Phoenix coach Alvin Gentry said he lost respect for Garnett after he appeared to hit Suns forward Channing Frye in the groin, while simultaneously sticking a foot under Frye as the Suns player came down from a jump shot. Frye didn’t much care for the maneuvers either. Filmmaker and devoted Knicks fan Spike Lee got upset when Garnett allegedly cursed him out at Madison Square Garden.
There was Garnett’s trash-talk-gone-Twitter comment to Detroit’s Charlie Villanueva earlier this season in which the Celtic either called Villanueva a “cancer patient” or simply a cancer to his team. And Orlando’s Dwight Howard, who admired Garnett as a pioneer of the preps-to-pros path that Howard also took, said he no longer looks up to the veteran player.
“Look here, I don’t play for the Phoenix Suns,” Garnett said Friday during the interview session on All-Star Weekend’s first day. “I could care less what Spike or whoever else has to say about me. As long as Doc Rivers and my organization is happy with what I’m doing, I could care less.”
Run-ins with opponents (Joel Przybilla, Antonio McDyess, Zaza Pachulia, Jose Calderon, Francisco Elson) and even teammates (Wally Szczerbiak, Rick Rickert) have piled up, tarnishing Garnett’s legacy for some fans. After Garnett elbowed Miami’s Quentin Richardson last April, Chicago center Joakim Noah called him a “dirty” player. That word came up again Friday.

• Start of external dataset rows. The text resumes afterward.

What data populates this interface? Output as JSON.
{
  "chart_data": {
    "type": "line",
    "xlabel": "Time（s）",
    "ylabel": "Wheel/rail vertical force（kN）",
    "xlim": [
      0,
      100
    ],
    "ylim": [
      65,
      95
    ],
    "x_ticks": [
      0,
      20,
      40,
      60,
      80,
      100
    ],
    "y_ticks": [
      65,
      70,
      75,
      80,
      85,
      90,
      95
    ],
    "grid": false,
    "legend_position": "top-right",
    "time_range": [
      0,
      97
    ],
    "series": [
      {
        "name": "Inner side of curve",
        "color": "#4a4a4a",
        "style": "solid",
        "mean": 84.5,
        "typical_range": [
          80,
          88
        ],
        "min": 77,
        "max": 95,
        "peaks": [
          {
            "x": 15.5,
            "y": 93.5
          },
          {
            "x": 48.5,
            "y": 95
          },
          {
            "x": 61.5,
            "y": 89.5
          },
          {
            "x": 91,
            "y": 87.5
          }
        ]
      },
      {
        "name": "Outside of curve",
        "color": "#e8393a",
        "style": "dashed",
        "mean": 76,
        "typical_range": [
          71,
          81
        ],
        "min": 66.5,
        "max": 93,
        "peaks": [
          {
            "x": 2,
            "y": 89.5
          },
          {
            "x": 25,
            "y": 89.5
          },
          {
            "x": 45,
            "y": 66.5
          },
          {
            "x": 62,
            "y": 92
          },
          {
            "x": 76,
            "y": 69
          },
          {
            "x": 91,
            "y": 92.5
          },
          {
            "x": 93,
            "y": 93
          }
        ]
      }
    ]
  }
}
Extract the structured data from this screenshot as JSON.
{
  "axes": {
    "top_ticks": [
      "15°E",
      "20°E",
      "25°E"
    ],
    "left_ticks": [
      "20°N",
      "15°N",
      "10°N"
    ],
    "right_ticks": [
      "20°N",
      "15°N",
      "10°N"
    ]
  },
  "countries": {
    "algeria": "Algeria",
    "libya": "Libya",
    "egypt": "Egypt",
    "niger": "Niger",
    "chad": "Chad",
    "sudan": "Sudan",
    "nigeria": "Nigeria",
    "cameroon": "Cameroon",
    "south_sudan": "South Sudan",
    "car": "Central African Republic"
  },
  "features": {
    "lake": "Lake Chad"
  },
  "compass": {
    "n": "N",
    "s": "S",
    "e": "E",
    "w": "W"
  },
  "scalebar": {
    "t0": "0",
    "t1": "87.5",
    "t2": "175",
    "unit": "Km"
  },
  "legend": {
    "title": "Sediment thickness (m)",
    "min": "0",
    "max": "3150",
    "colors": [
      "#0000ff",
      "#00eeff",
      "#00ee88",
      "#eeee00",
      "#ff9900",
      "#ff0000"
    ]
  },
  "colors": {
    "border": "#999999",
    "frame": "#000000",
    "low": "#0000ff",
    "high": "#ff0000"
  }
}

“I’m far from dirty. ‘Dirty’ is like ‘hate’ – don’t use that word,” Garnett said. “I’m competitive and I play hard. But don’t call me ‘dirty.’ Just like, if you dislike me, dislike me but ‘hate’ is a very strong word.”
Garnett, a future Hall of Famer and a player praised by his various coaches for his intensity, didn’t sound in any hurry to change his approach, though he did acknowledge softening it for “friendly” events such as the All-Star Game.
Nor should he change, said longtime nemesis Tim Duncan.
“That’s part of his game. He tries to get under your skin,” the San Antonio Spurs star said. “He tries to get into your head. He tries to talk to you, whatever it takes. He’s a competitor. I don’t think he’s blatantly dirty. I don’t think he’s out there to hurt anyone. But it’s kind of part of his tactics.”
Said Garnett: “f I’m playing against you, I’m not trying to be your friend. I’m out here to win. I’m just competitive. I go about at this a certain way. Always have, always will. I don’t make any excuses about that or apologize for anything I’ve done. I carry myself in a well-fashioned manner. I respect the game first-off, respect the players that are in it.
“And I’m definitely not trying to hurt anybody – I don’t want to be hurt. I’m just out there playing hard and playing competitive. If that comes off as something else, then that’s your problem.”